Si les personnages souffrent de plusieurs maux, Cesare est le plus mal lotti. Le caractère du personnage semble changer d’une scène à l’autre, sauf quand il se plaint de son statut ou de ses démons. Si dans le premier épisode, on comprend que Cesare est un jeune arriviste au tempérament violent, le second nous introduits avec maladresse que c’est un homme plein de compassion, en le faisant donner une pièce et toucher un malade.

  • La dimension politique

Assez mal mise en valeur dans ces premiers épisodes, la politique est très au second plan, expédiée par des scènes très "typées". Si celle mettant en avant Borgia et son opposant principal Della Rovere au milieu du conseil des cardinaux est assez bonne (même si plombée par une mise en scène trop respectueuse des codes), celle qui met en avant le conflit entre les familles Orsini et Colonna autour d’une tricherie aux cartes semble tout droit sortie d’un mauvais western.

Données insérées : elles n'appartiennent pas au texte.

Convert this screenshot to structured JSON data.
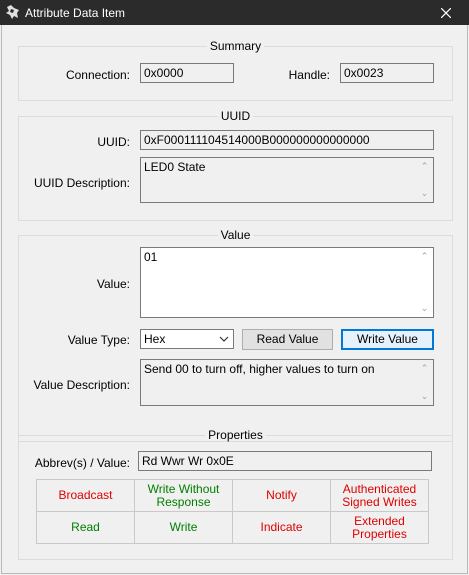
{
  "window": {
    "title": "Attribute Data Item"
  },
  "summary": {
    "legend": "Summary",
    "connection_label": "Connection:",
    "connection_value": "0x0000",
    "handle_label": "Handle:",
    "handle_value": "0x0023"
  },
  "uuid": {
    "legend": "UUID",
    "uuid_label": "UUID:",
    "uuid_value": "0xF000111104514000B000000000000000",
    "desc_label": "UUID Description:",
    "desc_value": "LED0 State"
  },
  "value": {
    "legend": "Value",
    "value_label": "Value:",
    "value_text": "01",
    "type_label": "Value Type:",
    "type_selected": "Hex",
    "read_button": "Read Value",
    "write_button": "Write Value",
    "desc_label": "Value Description:",
    "desc_text": "Send 00 to turn off, higher values to turn on"
  },
  "properties": {
    "legend": "Properties",
    "abbrev_label": "Abbrev(s) / Value:",
    "abbrev_value": "Rd Wwr Wr  0x0E",
    "row1": {
      "broadcast": "Broadcast",
      "write_without_response_1": "Write Without",
      "write_without_response_2": "Response",
      "notify": "Notify",
      "auth_signed_1": "Authenticated",
      "auth_signed_2": "Signed Writes"
    },
    "row2": {
      "read": "Read",
      "write": "Write",
      "indicate": "Indicate",
      "extended_1": "Extended",
      "extended_2": "Properties"
    },
    "colors": {
      "enabled": "#007e00",
      "disabled": "#e00000"
    }
  }
}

  • La référence au Parrain

Est-on obligés, en 2011, que lorsque un personnage baise la main d’un autre suite à une promotion, un servant ferme la porte devant la caméra ? « Le Parrain » a eu sa scène finale multi parodiée, et le fait de la revoir, encore une fois, cette fois-ci pour appuyer le côté mafieux de la famille Borgia n’a strictement aucun intérêt, que celui de faire "sortir" le spectateur du récit.

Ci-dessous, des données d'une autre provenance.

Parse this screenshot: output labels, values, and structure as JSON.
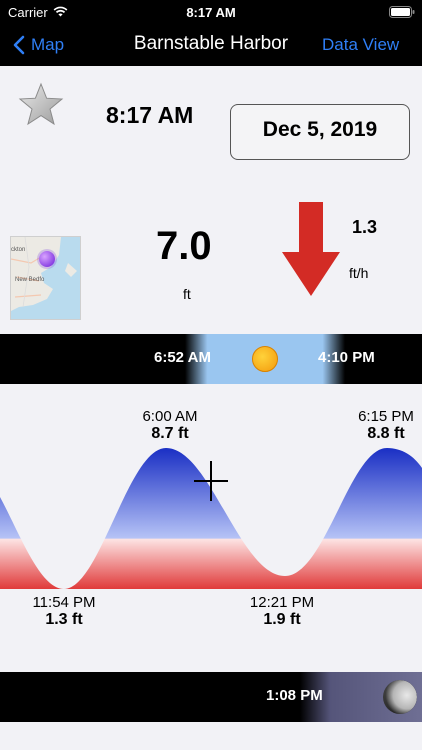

  • Le manque d’humanité des personnages

Tous sont détestables. Personne n’est à sauver. Pas évident d’imaginer les télespectateur revenir chaque semaine quand la seule envie qu’on a, à les voir, c’est qu’un volcan soit disponible à proximité, et ensevelisse tout le monde.

  • La violence et le sexe gratuits

Pour certaines scènes utiles, au niveau du fond et de la forme, nous avons par exemple celle de l’épisode 2, où une voyante, pour justifier le fait de recouvrir de déjection de cochons trois personnes malades, déclare que sa peau est parfaite parce qu’elle prend des bains de merde 3 fois par semaine. Et pour appuyer son affirmation, elle exhibe ses seins.
Parfois, on se demande si Canal ne force pas le trait afin d’affirmer "nous, on peut".